Liszt’s literary interest is well-known, and he read different literature as he travelled as well. Of course, pianists already know his 3 books of Années de pèlerinage (or Years of Pilgrimage), and even the title of this work has strong literary connections, referencing Goethe’s famous novels of self-realization, Wilhelm Meister’s Apprenticeship and Wilhelm Meister’s Years of Travels.
The first Liszt piano piece that is included in the “Songs and sonnets” programme, from Book 1 (“Switzerland”) of Années (which Warren Lee plays in the concert) has a preface with 2 texts, reflecting the strength of the literary influence and probably also inspiration on the composer’s mind:
‘Que veux-je? que suis-je? que demander à la nature?…’
(“What do I wish? What am I? What shall I ask of nature?

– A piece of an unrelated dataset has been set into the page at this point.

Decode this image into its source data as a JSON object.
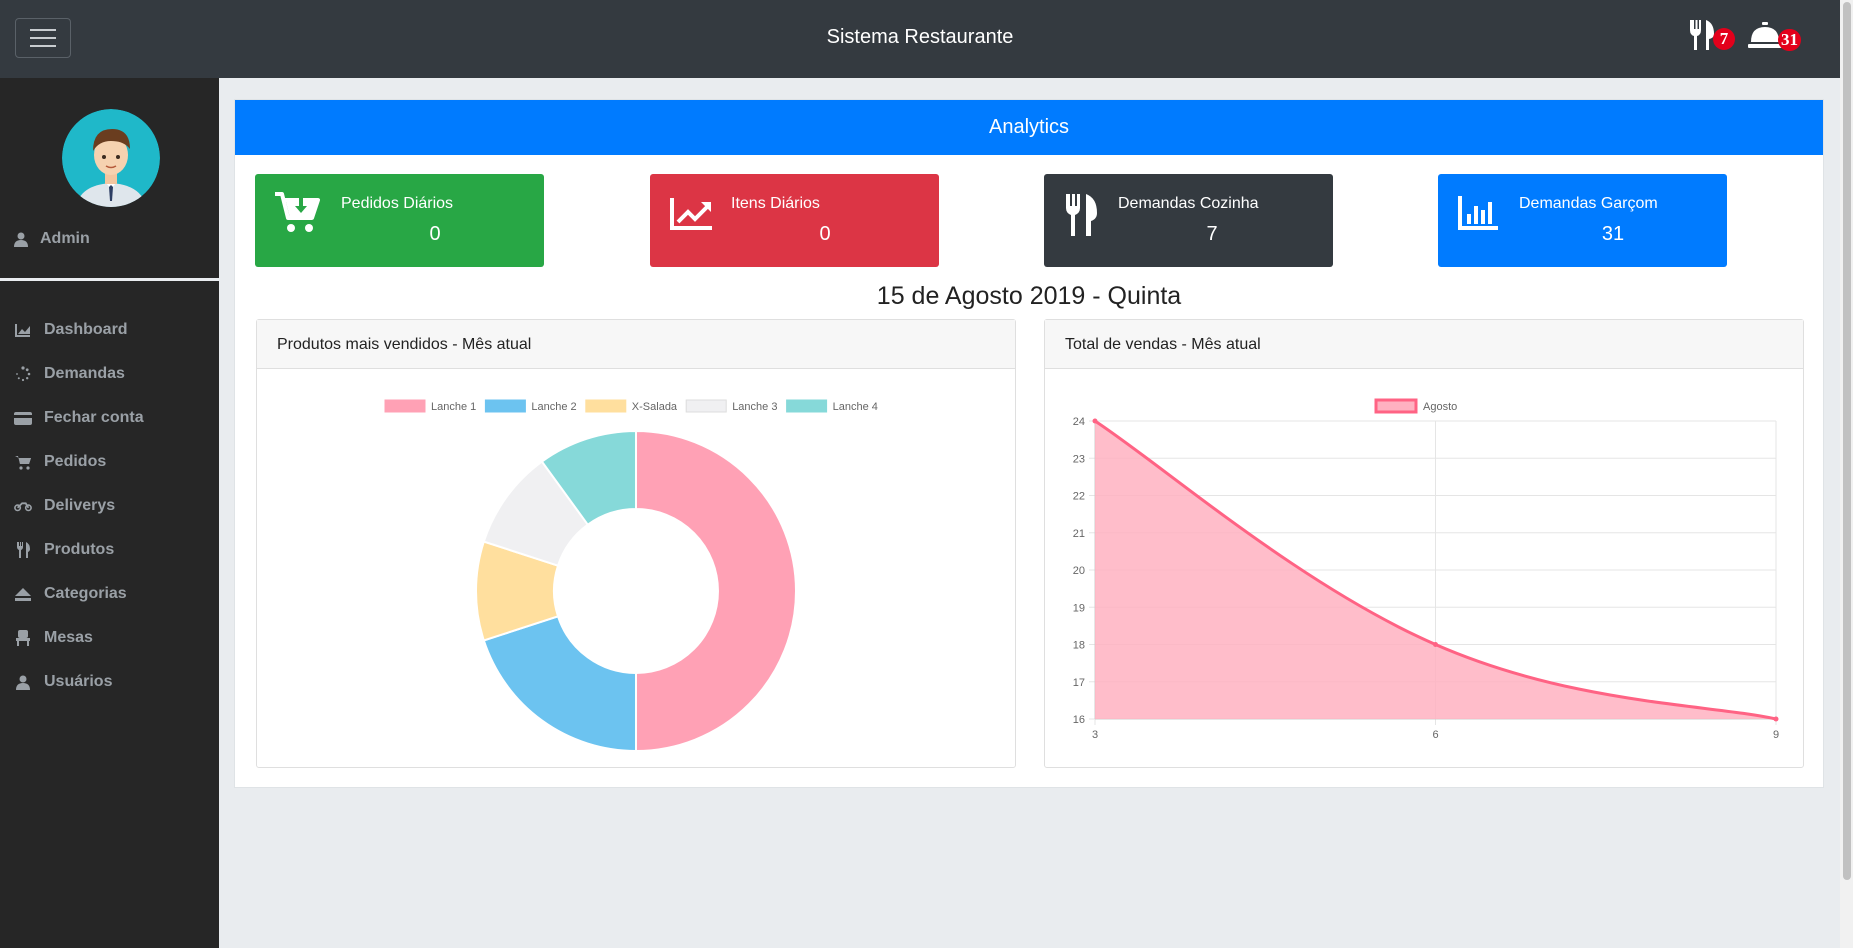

I feel; I exist only to waste myself in unconquerable longings…”)
(from Sénancour the novel about Obermann that is set in Switzerland)
…But as it is, I live and die unheard, With a most voiceless thought, sheathing it as a sword.’
(from Byron’s Childe Harold’s Pilgrimage)
The song Oh quand je dors that is written on Victor Hugo’s poem itself references the the Italian great Petrarch and his love Laura, and this song reminds us of the Liszt who wrote those 3 Petrarch sonnets for the piano in Book 2 (“Italy”) of the Années, Sonnets 47, 104 and 123. The lesser-known Liszt the song-writer and the better-known Liszt the piano composer extraordinaire whose inspirations are often literary and certainly the Liszt the composer in the Années, is ultimately the same Liszt.
The other Liszt piano piece that is included in the “Songs and sonnets” programme, Ave Maria, S.182 (sometimes referred to as “Bells of Rome”) (here with Richter) (which Sylvia Chan plays in the concert) does not have a preface with 2 texts, but it also reflects Liszt the traveller (he eventually made Rome his main residence for 8 years later in his life, in the 1860s; a most interesting work he wrote that was inspired by his visit to the Sistine Chapel was included in our 2017 “Hear the song in the music” programme [see our write-up of the piece here too) as well as Liszt the composer who always wrote music that reflects his own inner search (that tension between his religious devotion and his love of earthly delights and beautiful excesses) into his music. The piece starts simply but by the end of the work, the pianist is working hard and virtuosically at both ends of the keyboard!